Advocates for these built-in increases (which didn't exist before the late 1970s) say Social Security should always replace the same portion of wages as it does today; since real wages will grow as the economy grows, the logic runs, so should benefits. In theory, that's a worthy objective. But in an era when health care and pensions for seniors are poised to crowd out cash for every other public priority, or else require tax increases beyond what even liberals think would be good for the economy, this shouldn't be the left's only objective.

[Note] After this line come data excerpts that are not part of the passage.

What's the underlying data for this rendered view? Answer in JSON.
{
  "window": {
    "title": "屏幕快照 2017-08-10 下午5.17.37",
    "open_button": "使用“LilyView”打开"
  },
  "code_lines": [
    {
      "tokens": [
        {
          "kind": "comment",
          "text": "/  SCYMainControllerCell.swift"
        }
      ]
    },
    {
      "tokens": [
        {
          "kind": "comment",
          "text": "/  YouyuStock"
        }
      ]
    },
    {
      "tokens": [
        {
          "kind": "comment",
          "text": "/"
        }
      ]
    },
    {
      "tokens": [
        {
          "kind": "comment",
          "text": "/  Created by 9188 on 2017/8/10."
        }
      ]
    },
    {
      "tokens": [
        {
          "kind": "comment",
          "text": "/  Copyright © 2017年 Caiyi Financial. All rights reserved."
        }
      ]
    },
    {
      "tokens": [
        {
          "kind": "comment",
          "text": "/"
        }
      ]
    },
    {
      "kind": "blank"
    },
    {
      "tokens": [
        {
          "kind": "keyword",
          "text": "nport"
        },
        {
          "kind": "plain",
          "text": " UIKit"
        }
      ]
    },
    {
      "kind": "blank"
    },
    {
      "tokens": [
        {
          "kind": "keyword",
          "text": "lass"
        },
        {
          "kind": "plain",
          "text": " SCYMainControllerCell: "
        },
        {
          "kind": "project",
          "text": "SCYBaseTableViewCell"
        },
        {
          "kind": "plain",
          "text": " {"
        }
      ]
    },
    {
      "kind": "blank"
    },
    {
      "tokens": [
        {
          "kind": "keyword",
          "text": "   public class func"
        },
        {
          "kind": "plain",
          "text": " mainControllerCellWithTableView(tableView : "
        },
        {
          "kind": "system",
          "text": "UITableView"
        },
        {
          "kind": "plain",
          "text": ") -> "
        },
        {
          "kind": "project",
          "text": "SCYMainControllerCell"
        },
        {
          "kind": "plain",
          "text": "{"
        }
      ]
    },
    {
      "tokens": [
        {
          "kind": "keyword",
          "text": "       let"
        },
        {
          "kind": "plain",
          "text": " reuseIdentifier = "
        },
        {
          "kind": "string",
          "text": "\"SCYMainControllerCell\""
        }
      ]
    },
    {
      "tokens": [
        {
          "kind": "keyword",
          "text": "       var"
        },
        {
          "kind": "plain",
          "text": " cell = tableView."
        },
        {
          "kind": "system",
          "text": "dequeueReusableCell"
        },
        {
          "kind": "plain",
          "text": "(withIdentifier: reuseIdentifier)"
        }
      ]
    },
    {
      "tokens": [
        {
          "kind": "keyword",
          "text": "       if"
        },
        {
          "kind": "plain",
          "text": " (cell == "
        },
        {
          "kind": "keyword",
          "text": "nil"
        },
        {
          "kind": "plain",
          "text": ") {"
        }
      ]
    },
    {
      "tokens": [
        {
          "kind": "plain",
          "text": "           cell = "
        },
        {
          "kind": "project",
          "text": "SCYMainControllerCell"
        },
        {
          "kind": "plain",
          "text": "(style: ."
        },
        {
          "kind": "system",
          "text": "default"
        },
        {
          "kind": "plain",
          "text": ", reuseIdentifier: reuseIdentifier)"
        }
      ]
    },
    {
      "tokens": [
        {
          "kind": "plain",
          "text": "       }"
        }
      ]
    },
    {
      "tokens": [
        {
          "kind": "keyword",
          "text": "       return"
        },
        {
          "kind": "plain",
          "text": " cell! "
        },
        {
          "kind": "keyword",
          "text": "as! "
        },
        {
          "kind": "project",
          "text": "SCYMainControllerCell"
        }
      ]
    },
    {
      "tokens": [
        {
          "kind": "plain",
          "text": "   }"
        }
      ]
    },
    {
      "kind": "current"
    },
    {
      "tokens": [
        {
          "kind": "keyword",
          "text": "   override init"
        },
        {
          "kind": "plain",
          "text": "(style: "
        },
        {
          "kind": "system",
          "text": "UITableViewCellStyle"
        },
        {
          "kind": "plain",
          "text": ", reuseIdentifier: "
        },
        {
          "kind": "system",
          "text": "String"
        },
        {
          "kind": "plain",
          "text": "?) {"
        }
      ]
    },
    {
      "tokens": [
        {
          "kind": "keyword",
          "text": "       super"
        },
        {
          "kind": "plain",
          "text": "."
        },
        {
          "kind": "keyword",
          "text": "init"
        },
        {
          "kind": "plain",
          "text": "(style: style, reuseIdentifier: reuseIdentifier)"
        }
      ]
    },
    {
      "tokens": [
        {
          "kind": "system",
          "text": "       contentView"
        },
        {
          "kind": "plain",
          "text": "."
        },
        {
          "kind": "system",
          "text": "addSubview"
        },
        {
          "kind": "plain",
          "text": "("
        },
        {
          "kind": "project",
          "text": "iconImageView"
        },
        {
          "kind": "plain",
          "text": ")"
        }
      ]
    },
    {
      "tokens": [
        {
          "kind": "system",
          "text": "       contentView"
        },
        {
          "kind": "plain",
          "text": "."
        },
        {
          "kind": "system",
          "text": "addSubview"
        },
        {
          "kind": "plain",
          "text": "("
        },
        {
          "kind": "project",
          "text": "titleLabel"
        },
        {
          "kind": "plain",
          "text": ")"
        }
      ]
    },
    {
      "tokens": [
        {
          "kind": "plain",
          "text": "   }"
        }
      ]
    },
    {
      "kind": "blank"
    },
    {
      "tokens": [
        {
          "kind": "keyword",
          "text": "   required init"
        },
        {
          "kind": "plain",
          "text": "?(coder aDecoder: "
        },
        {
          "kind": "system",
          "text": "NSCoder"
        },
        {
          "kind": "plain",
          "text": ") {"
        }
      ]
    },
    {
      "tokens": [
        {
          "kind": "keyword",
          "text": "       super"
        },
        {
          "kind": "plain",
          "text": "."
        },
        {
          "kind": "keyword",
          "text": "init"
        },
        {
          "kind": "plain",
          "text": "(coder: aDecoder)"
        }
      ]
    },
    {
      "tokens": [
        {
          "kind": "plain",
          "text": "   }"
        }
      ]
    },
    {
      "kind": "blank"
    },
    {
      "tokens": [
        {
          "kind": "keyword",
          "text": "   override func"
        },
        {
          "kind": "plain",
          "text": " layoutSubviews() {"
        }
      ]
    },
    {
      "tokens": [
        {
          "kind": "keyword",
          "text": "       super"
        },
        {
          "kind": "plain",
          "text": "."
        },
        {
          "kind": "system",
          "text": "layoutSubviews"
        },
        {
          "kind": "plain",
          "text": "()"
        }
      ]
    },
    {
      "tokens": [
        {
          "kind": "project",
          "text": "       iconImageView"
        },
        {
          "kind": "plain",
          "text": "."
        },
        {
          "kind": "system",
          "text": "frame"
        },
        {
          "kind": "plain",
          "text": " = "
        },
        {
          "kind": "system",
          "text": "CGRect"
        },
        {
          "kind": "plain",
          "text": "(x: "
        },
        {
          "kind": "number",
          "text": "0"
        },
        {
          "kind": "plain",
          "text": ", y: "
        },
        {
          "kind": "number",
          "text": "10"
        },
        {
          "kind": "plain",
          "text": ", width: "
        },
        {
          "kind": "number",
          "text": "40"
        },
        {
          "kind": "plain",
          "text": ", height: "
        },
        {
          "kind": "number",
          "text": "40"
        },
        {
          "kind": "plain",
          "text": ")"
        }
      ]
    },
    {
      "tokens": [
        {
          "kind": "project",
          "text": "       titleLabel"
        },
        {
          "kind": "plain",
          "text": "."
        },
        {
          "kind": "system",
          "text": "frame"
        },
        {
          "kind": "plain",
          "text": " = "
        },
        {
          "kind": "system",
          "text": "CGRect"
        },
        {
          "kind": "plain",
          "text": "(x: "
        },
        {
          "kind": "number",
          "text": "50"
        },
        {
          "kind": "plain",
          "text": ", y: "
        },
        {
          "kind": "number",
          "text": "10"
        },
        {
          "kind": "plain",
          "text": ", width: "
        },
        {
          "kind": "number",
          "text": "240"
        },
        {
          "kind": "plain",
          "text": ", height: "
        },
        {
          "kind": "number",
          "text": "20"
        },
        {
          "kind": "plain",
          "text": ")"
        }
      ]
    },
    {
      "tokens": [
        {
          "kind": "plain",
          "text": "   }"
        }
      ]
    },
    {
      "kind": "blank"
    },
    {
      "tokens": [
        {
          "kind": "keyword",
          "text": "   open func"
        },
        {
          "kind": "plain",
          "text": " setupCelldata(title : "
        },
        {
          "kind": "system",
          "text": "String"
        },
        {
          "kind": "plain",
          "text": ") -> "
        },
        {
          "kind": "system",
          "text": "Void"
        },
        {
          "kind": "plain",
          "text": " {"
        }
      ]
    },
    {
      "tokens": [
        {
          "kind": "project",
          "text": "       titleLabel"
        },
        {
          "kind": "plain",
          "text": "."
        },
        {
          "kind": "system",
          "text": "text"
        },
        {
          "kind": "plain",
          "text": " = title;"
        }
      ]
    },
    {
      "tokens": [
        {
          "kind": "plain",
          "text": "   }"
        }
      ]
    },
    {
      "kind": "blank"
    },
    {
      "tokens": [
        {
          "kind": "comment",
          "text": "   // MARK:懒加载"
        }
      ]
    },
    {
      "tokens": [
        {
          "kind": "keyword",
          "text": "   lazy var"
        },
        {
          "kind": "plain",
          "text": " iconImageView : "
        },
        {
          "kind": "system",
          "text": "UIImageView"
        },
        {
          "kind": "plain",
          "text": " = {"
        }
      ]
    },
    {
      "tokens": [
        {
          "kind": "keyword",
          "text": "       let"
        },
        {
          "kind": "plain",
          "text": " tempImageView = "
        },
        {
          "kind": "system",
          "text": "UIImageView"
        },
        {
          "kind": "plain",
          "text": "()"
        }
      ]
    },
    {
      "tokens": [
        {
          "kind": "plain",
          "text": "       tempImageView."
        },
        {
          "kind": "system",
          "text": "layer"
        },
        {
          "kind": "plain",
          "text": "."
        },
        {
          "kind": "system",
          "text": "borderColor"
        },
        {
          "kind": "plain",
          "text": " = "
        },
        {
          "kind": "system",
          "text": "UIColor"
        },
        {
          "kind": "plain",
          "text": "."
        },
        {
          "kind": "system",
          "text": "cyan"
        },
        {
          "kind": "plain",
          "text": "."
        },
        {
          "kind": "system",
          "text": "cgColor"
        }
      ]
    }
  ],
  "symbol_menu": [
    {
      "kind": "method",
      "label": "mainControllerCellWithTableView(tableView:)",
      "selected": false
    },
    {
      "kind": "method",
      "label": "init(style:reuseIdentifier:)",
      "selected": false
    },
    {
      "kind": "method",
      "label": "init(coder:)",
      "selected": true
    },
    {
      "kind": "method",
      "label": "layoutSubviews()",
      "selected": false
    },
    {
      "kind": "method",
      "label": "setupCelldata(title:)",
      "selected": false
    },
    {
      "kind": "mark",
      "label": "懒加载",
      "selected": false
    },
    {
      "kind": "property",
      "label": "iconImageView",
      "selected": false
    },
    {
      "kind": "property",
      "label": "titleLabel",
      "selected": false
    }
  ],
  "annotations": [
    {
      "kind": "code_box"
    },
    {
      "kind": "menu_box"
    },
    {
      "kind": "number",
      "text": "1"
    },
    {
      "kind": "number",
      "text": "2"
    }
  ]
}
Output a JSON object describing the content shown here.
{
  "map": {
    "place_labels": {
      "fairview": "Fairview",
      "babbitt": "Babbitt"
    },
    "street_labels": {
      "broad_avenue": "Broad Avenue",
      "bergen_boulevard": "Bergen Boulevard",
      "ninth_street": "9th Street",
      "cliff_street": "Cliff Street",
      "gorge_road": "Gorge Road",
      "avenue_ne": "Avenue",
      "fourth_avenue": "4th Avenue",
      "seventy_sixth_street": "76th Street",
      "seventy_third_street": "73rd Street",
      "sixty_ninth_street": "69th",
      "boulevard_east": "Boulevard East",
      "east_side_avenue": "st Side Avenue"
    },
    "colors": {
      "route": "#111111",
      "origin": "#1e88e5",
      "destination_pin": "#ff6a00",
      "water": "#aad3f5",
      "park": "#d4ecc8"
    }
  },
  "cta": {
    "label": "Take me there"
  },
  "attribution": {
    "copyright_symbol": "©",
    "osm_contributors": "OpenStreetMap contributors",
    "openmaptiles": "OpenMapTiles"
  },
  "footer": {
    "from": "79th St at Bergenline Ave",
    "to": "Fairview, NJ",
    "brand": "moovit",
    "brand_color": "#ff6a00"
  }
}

Thinking anew means asking a federal version of Andrew Cuomo's question. Should Democrats really say trillions in automatic pension increases over today's levels are "untouchable," when there's no similar "trust fund" guaranteeing great teachers for poor children, universal preschool, repairs for America's crumbling roads and sewers or help for [insert your favorite non-elderly priority here]?

If you're with me this far, you've grasped a piece of common sense that sadly can't find expression in our infantile political culture. Repeat after me: "Social Security is indispensable to our seniors' economic well-being and also a program whose autopilot increases should be trimmed to leave room for other progressive priorities." There! That wasn't so hard, was it?

It'll take a while for Democrats to catch on to this; with some elections still looking winnable on the low road, the White House won't be testing the left's capacity for enlightened self-interest anytime soon. But Andrew Cuomo has tacitly made the liberal case for "cutting" Social Security. The conversation he's seeded is destined to come; the only question is when.